La Tomba di Virgilio a Napoli

Si tratta di un colombario di epoca augustea con base cubica e volta a botte. Presenta tre aperture; originariamente l’ingresso principale era opposto all’attuale. All’interno vi sono 10 nicchie, disposte simmetricamente a coppie di tre sulle pareti chiuse e di 2 su quelle con le aperture, destinate a raccogliere, oltre alle spoglie del poeta – di cui non si sa con certezza se effettivamente riposino qui o altrove – anche quelle delle persone a lui più care. All’esterno vi sono due lapidi, di cui una fatta apporre da re Alfonso d’Aragona che recita: Fermati passeggero e leggi queste poche cose: qui c’è Virgilio, questo è il suo tumulo. Nell’anno del Signore 1455, sotto il regno di Alfonso signore nel nome di Gesù Nostro Signore, Re delle Due Sicilie. Nell’altra iscrizione, datata al 1558 e qui collocata dai Canonici Regolari Lateranensi della chiesa di Piedigrotta si dice: Quali ceneri? Queste sono le rovine di un sepolcro, vi è seppellito colui che un tempo cantò pascoli, campi e condottieri.
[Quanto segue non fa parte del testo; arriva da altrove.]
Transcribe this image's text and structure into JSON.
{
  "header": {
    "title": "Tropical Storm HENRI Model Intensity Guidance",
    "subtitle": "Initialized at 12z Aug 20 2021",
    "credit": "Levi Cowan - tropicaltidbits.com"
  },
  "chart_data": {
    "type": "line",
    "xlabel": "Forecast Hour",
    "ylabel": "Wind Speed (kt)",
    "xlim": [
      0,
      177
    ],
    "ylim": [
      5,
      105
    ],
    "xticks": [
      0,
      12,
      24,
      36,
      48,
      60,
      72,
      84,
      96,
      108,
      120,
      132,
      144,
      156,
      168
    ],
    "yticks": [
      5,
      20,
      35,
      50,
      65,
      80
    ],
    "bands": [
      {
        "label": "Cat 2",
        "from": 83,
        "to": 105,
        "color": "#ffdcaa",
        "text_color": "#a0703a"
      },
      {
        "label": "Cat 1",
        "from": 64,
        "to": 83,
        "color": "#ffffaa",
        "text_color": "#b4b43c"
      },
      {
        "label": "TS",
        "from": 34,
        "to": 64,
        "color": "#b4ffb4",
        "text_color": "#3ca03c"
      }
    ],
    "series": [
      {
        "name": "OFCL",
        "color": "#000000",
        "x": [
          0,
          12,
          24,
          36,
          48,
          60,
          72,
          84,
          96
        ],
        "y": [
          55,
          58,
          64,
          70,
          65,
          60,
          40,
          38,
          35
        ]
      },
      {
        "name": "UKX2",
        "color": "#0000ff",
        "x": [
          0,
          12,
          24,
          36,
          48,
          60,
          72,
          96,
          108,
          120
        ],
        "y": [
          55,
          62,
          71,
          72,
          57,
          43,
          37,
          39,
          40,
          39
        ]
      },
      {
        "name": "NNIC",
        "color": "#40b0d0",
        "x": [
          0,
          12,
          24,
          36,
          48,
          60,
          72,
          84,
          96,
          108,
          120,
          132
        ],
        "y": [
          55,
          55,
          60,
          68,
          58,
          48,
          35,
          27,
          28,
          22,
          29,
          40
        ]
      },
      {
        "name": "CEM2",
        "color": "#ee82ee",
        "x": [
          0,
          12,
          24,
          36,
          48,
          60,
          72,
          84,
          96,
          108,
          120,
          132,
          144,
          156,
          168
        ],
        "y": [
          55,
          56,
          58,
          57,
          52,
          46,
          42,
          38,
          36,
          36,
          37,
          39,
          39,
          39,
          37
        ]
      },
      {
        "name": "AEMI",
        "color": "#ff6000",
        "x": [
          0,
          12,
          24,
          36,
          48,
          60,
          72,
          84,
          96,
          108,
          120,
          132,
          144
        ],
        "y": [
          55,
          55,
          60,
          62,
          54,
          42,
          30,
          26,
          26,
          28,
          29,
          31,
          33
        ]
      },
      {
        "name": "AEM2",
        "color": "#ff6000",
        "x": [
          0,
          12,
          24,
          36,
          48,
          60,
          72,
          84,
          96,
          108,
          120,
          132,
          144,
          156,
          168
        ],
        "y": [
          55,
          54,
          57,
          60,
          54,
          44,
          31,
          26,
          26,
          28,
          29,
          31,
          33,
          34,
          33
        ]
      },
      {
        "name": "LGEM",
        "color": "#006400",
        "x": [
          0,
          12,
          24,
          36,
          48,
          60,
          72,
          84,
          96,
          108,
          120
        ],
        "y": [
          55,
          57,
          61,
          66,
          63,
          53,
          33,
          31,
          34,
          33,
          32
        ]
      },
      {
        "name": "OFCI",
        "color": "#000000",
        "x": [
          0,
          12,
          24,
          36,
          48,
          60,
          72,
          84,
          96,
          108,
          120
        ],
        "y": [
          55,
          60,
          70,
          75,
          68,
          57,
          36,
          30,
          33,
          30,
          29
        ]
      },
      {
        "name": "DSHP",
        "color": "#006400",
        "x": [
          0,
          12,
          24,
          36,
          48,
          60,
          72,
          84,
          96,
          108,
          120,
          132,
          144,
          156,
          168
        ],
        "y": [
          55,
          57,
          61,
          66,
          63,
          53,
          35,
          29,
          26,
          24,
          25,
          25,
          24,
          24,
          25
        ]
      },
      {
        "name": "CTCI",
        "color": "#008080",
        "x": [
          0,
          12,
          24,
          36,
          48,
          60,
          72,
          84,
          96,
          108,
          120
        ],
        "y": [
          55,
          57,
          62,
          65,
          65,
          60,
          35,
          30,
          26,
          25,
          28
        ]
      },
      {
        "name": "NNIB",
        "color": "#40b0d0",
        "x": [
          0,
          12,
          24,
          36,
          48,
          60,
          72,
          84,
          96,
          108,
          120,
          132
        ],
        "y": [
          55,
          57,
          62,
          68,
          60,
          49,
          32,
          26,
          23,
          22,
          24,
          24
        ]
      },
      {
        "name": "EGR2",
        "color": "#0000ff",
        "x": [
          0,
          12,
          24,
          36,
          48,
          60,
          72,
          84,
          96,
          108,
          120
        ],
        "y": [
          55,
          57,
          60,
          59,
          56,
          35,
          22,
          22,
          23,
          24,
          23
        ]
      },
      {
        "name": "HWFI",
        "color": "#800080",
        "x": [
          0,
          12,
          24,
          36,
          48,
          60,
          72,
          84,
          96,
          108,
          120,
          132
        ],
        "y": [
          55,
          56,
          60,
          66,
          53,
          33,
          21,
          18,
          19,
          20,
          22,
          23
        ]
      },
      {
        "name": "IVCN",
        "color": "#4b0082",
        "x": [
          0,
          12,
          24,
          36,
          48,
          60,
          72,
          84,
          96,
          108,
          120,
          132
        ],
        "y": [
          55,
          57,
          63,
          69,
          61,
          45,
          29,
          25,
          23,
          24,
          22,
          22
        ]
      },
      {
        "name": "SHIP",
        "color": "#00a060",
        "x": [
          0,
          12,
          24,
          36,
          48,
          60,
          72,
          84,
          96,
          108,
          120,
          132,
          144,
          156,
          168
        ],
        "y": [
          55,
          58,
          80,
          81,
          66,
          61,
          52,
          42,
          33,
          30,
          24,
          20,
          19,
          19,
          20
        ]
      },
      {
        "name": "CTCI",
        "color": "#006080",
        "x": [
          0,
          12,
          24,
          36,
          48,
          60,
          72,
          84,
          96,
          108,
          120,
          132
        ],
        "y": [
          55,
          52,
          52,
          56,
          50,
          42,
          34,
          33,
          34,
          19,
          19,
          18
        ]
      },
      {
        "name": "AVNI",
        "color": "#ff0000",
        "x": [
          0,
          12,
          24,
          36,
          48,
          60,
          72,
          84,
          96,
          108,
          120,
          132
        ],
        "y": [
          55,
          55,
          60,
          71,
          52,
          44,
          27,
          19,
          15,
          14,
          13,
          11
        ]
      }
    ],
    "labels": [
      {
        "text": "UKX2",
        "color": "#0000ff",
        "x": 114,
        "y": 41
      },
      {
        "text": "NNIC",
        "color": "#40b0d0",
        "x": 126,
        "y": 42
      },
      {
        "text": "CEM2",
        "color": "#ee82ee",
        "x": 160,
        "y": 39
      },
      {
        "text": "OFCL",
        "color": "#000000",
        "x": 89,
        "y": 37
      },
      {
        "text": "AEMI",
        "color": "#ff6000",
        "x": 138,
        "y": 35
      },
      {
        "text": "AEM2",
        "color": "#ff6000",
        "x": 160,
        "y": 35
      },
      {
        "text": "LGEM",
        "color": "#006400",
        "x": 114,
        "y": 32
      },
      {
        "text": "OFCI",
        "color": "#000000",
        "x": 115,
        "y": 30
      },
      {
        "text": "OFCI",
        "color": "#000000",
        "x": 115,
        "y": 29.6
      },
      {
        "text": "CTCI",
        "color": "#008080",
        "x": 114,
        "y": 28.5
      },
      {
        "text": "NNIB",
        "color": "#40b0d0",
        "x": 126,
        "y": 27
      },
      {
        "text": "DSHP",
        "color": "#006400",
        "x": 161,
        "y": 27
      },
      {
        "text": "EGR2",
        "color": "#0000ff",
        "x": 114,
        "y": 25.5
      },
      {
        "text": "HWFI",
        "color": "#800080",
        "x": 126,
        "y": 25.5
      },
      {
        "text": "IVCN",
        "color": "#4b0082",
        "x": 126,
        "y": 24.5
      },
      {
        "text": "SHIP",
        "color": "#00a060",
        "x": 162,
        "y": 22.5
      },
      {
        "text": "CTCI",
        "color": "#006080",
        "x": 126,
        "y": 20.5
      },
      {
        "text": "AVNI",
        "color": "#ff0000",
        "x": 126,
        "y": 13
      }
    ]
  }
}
Il sepolcro fu oggetto di visita e ammirazione nel corso dei secoli di uomini illustri quali Seneca, Petrarca Boccaccio, Goethe, Saint-Non e del popolo. Nella Cronaca di Parthenope, del XIV secolo, espressione e riflesso della tradizione popolare, numerosi sono i poteri magici attribuiti al mantovano e i prodigi da lui compiuti. Oltre all’edificazione della Crypta in poche ore, come già detto, si riteneva che Virgilio avesse realizzato le terme dei Campi Flegrei e di Baia.
Corrado di Querfurt in una lettera scritta ad Arnaldo da Lucca nel 1194 afferma che Virgilio aveva fondato la città di Napoli cingendola di mura e fatto prodigi numerosi per preservare la città da tanti mali.
La nascita della figura di Virgilio mago può, presumibilmente, ricondursi all’importanza che le sue opere ebbero nel corso dei secoli in quanto ritenute compendio di tutto il sapere, ed in particolare questa credenza si lega al canto della Sibilla Cumana, IV ecloga del VI libro dell’Eneide, le cui arti divinatorie furono trasferite alla figura del poeta.